Commentary: On Constitutional Issues - Eminent domain, regulatory
M. Albert FiginskiSince The Daily Record published, on Aug. 20, 2004, my commentary on the law of condemnation (takings/eminent domain) and the impact of the Supreme Court of Michigan's decision in County of Wayne v. Hathcock, there have been a number of noteworthy developments.
The foremost occurred at the opening 2004 term of the Supreme Court of the United States, when the Court granted certiorari in Kelo v. City of New London. On review, according to a report in the Wall Street Journal, is a bid by the City of New London [Connecticut] to seize some perfectly fine waterfront homes and replace them with a [privately owned] office building.

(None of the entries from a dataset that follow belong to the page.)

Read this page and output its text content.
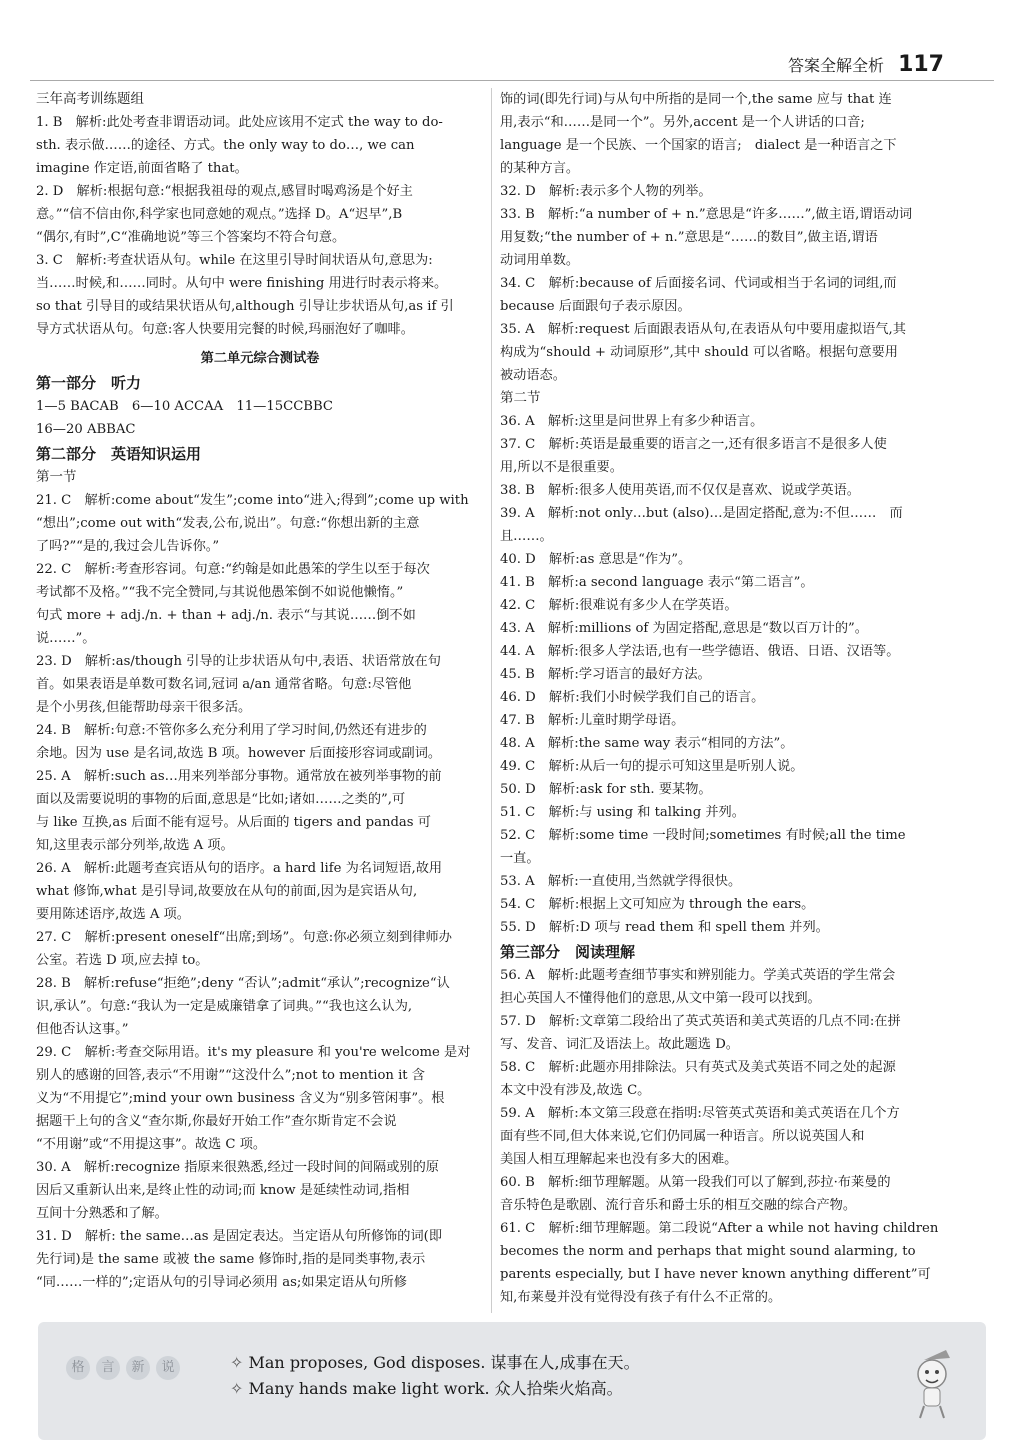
答案全解全析 117
三年高考训练题组
1. B　解析:此处考查非谓语动词。此处应该用不定式 the way to do-
sth. 表示做……的途径、方式。the only way to do…, we can
imagine 作定语,前面省略了 that。
2. D　解析:根据句意:“根据我祖母的观点,感冒时喝鸡汤是个好主
意。”“信不信由你,科学家也同意她的观点。”选择 D。A“迟早”,B
“偶尔,有时”,C“准确地说”等三个答案均不符合句意。
3. C　解析:考查状语从句。while 在这里引导时间状语从句,意思为:
当……时候,和……同时。从句中 were finishing 用进行时表示将来。
so that 引导目的或结果状语从句,although 引导让步状语从句,as if 引
导方式状语从句。句意:客人快要用完餐的时候,玛丽泡好了咖啡。
第二单元综合测试卷
第一部分　听力
1—5 BACAB　6—10 ACCAA　11—15CCBBC
16—20 ABBAC
第二部分　英语知识运用
第一节
21. C　解析:come about“发生”;come into“进入;得到”;come up with
“想出”;come out with“发表,公布,说出”。句意:“你想出新的主意
了吗?”“是的,我过会儿告诉你。”
22. C　解析:考查形容词。句意:“约翰是如此愚笨的学生以至于每次
考试都不及格。”“我不完全赞同,与其说他愚笨倒不如说他懒惰。”
句式 more + adj./n. + than + adj./n. 表示“与其说……倒不如
说……”。
23. D　解析:as/though 引导的让步状语从句中,表语、状语常放在句
首。如果表语是单数可数名词,冠词 a/an 通常省略。句意:尽管他
是个小男孩,但能帮助母亲干很多活。
24. B　解析:句意:不管你多么充分利用了学习时间,仍然还有进步的
余地。因为 use 是名词,故选 B 项。however 后面接形容词或副词。
25. A　解析:such as…用来列举部分事物。通常放在被列举事物的前
面以及需要说明的事物的后面,意思是“比如;诸如……之类的”,可
与 like 互换,as 后面不能有逗号。从后面的 tigers and pandas 可
知,这里表示部分列举,故选 A 项。
26. A　解析:此题考查宾语从句的语序。a hard life 为名词短语,故用
what 修饰,what 是引导词,故要放在从句的前面,因为是宾语从句,
要用陈述语序,故选 A 项。
27. C　解析:present oneself“出席;到场”。句意:你必须立刻到律师办
公室。若选 D 项,应去掉 to。
28. B　解析:refuse“拒绝”;deny “否认”;admit“承认”;recognize“认
识,承认”。句意:“我认为一定是威廉错拿了词典。”“我也这么认为,
但他否认这事。”
29. C　解析:考查交际用语。it's my pleasure 和 you're welcome 是对
别人的感谢的回答,表示“不用谢”“这没什么”;not to mention it 含
义为“不用提它”;mind your own business 含义为“别多管闲事”。根
据题干上句的含义“查尔斯,你最好开始工作”查尔斯肯定不会说
“不用谢”或“不用提这事”。故选 C 项。
30. A　解析:recognize 指原来很熟悉,经过一段时间的间隔或别的原
因后又重新认出来,是终止性的动词;而 know 是延续性动词,指相
互间十分熟悉和了解。
31. D　解析: the same…as 是固定表达。当定语从句所修饰的词(即
先行词)是 the same 或被 the same 修饰时,指的是同类事物,表示
“同……一样的”;定语从句的引导词必须用 as;如果定语从句所修
饰的词(即先行词)与从句中所指的是同一个,the same 应与 that 连
用,表示“和……是同一个”。另外,accent 是一个人讲话的口音;
language 是一个民族、一个国家的语言;　dialect 是一种语言之下
的某种方言。
32. D　解析:表示多个人物的列举。
33. B　解析:“a number of + n.”意思是“许多……”,做主语,谓语动词
用复数;“the number of + n.”意思是“……的数目”,做主语,谓语
动词用单数。
34. C　解析:because of 后面接名词、代词或相当于名词的词组,而
because 后面跟句子表示原因。
35. A　解析:request 后面跟表语从句,在表语从句中要用虚拟语气,其
构成为“should + 动词原形”,其中 should 可以省略。根据句意要用
被动语态。
第二节
36. A　解析:这里是问世界上有多少种语言。
37. C　解析:英语是最重要的语言之一,还有很多语言不是很多人使
用,所以不是很重要。
38. B　解析:很多人使用英语,而不仅仅是喜欢、说或学英语。
39. A　解析:not only…but (also)…是固定搭配,意为:不但……　而
且……。
40. D　解析:as 意思是“作为”。
41. B　解析:a second language 表示“第二语言”。
42. C　解析:很难说有多少人在学英语。
43. A　解析:millions of 为固定搭配,意思是“数以百万计的”。
44. A　解析:很多人学法语,也有一些学德语、俄语、日语、汉语等。
45. B　解析:学习语言的最好方法。
46. D　解析:我们小时候学我们自己的语言。
47. B　解析:儿童时期学母语。
48. A　解析:the same way 表示“相同的方法”。
49. C　解析:从后一句的提示可知这里是听别人说。
50. D　解析:ask for sth. 要某物。
51. C　解析:与 using 和 talking 并列。
52. C　解析:some time 一段时间;sometimes 有时候;all the time
一直。
53. A　解析:一直使用,当然就学得很快。
54. C　解析:根据上文可知应为 through the ears。
55. D　解析:D 项与 read them 和 spell them 并列。
第三部分　阅读理解
56. A　解析:此题考查细节事实和辨别能力。学美式英语的学生常会
担心英国人不懂得他们的意思,从文中第一段可以找到。
57. D　解析:文章第二段给出了英式英语和美式英语的几点不同:在拼
写、发音、词汇及语法上。故此题选 D。
58. C　解析:此题亦用排除法。只有英式及美式英语不同之处的起源
本文中没有涉及,故选 C。
59. A　解析:本文第三段意在指明:尽管英式英语和美式英语在几个方
面有些不同,但大体来说,它们仍同属一种语言。所以说英国人和
美国人相互理解起来也没有多大的困难。
60. B　解析:细节理解题。从第一段我们可以了解到,莎拉·布莱曼的
音乐特色是歌剧、流行音乐和爵士乐的相互交融的综合产物。
61. C　解析:细节理解题。第二段说“After a while not having children
becomes the norm and perhaps that might sound alarming, to
parents especially, but I have never known anything different”可
知,布莱曼并没有觉得没有孩子有什么不正常的。
格	言	新	说
✧	Man proposes, God disposes. 谋事在人,成事在天。
✧ Many hands make light work. 众人拾柴火焰高。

The Supreme Court's consideration of the Kelo case spawned commentary.
For example, the Annapolis Capital said that the Connecticut decision in Kelo sounded like a flagrant abuse of eminent domain, ignoring a government's obligation to respect the property rights of existing taxpayers. That editorial comment mirrored an editorial from the Hartford Courant which declared: fairness dictates that the state Supreme Court's decision in Kelo v. City of New London be overturned. As the Courant noted, the Supreme Court's review will be that court's first significant look at eminent domain in fifty years.

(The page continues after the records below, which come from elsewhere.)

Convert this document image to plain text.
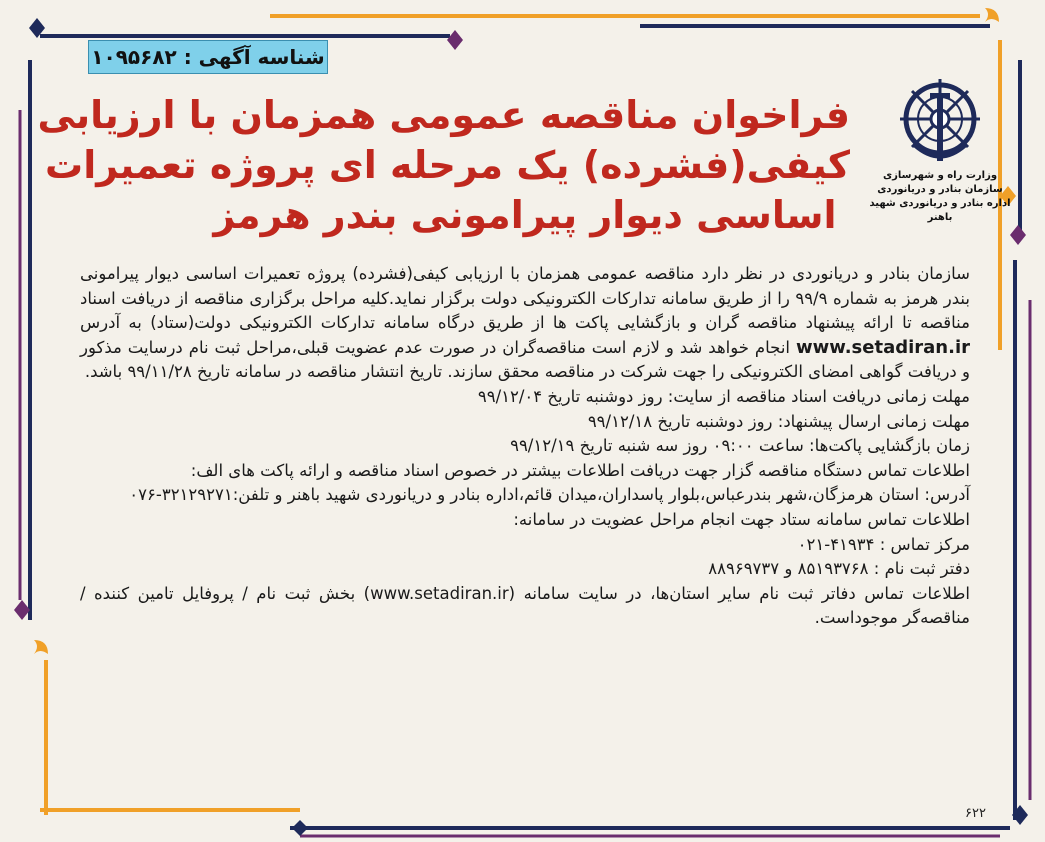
شناسه آگهی : ۱۰۹۵۶۸۲
وزارت راه و شهرسازی
سازمان بنادر و دریانوردی
اداره بنادر و دریانوردی شهید باهنر
فراخوان مناقصه عمومی همزمان با ارزیابی
کیفی(فشرده) یک مرحله ای پروژه تعمیرات
اساسی دیوار پیرامونی بندر هرمز

سازمان بنادر و دریانوردی در نظر دارد مناقصه عمومی همزمان با ارزیابی کیفی(فشرده) پروژه تعمیرات اساسی دیوار پیرامونی بندر هرمز به شماره ۹۹/۹ را از طریق سامانه تدارکات الکترونیکی دولت برگزار نماید.کلیه مراحل برگزاری مناقصه از دریافت اسناد مناقصه تا ارائه پیشنهاد مناقصه گران و بازگشایی پاکت ها از طریق درگاه سامانه تدارکات الکترونیکی دولت(ستاد) به آدرس www.setadiran.ir انجام خواهد شد و لازم است مناقصه‌گران در صورت عدم عضویت قبلی،مراحل ثبت نام درسایت مذکور و دریافت گواهی امضای الکترونیکی را جهت شرکت در مناقصه محقق سازند. تاریخ انتشار مناقصه در سامانه تاریخ ۹۹/۱۱/۲۸ باشد.

مهلت زمانی دریافت اسناد مناقصه از سایت: روز دوشنبه تاریخ ۹۹/۱۲/۰۴

مهلت زمانی ارسال پیشنهاد: روز دوشنبه تاریخ ۹۹/۱۲/۱۸

زمان بازگشایی پاکت‌ها: ساعت ۰۹:۰۰ روز سه شنبه تاریخ ۹۹/۱۲/۱۹

اطلاعات تماس دستگاه مناقصه گزار جهت دریافت اطلاعات بیشتر در خصوص اسناد مناقصه و ارائه پاکت های الف:

آدرس: استان هرمزگان،شهر بندرعباس،بلوار پاسداران،میدان قائم،اداره بنادر و دریانوردی شهید باهنر و تلفن:۳۲۱۲۹۲۷۱-۰۷۶

اطلاعات تماس سامانه ستاد جهت انجام مراحل عضویت در سامانه:

مرکز تماس : ۴۱۹۳۴-۰۲۱

دفتر ثبت نام : ۸۵۱۹۳۷۶۸ و ۸۸۹۶۹۷۳۷

اطلاعات تماس دفاتر ثبت نام سایر استان‌ها، در سایت سامانه (www.setadiran.ir) بخش ثبت نام / پروفایل تامین کننده / مناقصه‌گر موجوداست.

۶۲۲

Conservative columnist James Kilpatrick opined that the Kelo case is a Big One, reaching to the very heart of what constitutional law is all about. According to Kilpatrick, the question before the court will be: is it lawful - is it constitutionally permissible - for a City to condemn unoffending private property for a private business development? Kilpatrick expressed no doubt that such a taking is not for a public use.
And public use is what this fight is all about. The Fifth Amendment to the U.S. Constitution precludes the taking of private property without just compensation for anything other than public use. Over the years, public use has been massaged down, by some interpretations, to public benefit. Watered down, eminent domain equals corporate welfare, according to comment in the Washington Times, on Nov. 9, 2004.
At issue is not urban renewal or demolition of blighted areas. At issue is the transformation of New London's Fort Trumble neighborhood into a waterfront hotel and conference center, a marina, 80 new residences, office space and parking and health club, for the benefit of a large corporate neighbor. A law professor writing in the Western Massachusetts Law Tribune termed the threatened wrecking of 114 homes the largest destruction of property in New London since Sept. 6, 1781, when British forces under Benedict Arnold burned down over 150 buildings.
Such bulldozing would hardly seem to merit defense, but statists, particularly those in, or representing, planning and development agencies of government, look fearfully upon what the Supreme Court might do to their ultimate tool if the court cabins the power of eminent domain.
The statists are scrambling for some flexibility in the expected Supreme Court's constriction of eminent domain in Kelo. A professor from Fordham Law School has argued for retaining public benefit but reinforcing the just compensation concept so that the victims of the taking will not be left with only market value, but would be placed in positions no worse off than they were prior to the taking.
On the other hand, reversing Kelo will halt taking for virtually any purposes at all, as long as the State can make a colorable argument that its actions are in the public interest, as many courts, according to the New York Law Journal, have permitted.
No hearing date has yet been set by the Supreme Court for the Kelo case. As it rests on the high court's docket, writers continue to uncover the historical meaning of eminent domain. One writer found a 1795 report of a case which said that the state may not exercise the despotic power to take private property - except in urgent cases. Indeed, the Supreme Court justice who authored that statement could not imagine a situation in which the necessity of a state can be of such a nature as to authorize or excuse the seizing of landed property belonging to one citizen and giving it to another citizen. The quotes came from Vanhorn's Lessee v. Dorrance, from the days when Supreme Court jurists rode circuit. The quotes might find a place in the ultimate Kelo opinion.
As important as Kelo is, for the long term consideration of eminent domain, it is not the only case on the docket of the Supreme Court of the United States this term relating to the takings clause. A week after the 2004 term opened, the Supreme Court took certiorari in Lingle v. Chevron USA, a decision from the 9th Circuit, which began as an attack on Hawaii's law that regulates the rent oil that companies may charge their dealer-run stations.
Unlike Kelo, Lingle does not involve traditional eminent domain taking or physical taking of real estate. Rather, Lingle implicates so-called regulatory takings, whereby government, through legislation or otherwise, impacts property rights.
Lingle raises Fifth Amendment issues which arise from the writings of Mr. Justice Holmes and his decision more than 80 years ago, in the Mahon case.
When decided, the court's decisions in Kelo and Lingle may configure anew the takings concepts which were placed originally in the Fifth Amendment through the efforts of James Madison. Doubtlessly, the development world, legislators, constitutional scholars and others anticipate the outcomes.
M. Albert Figinski is a partner in the Baltimore office of Saul Ewing LLP and a former circuit judge in Baltimore City.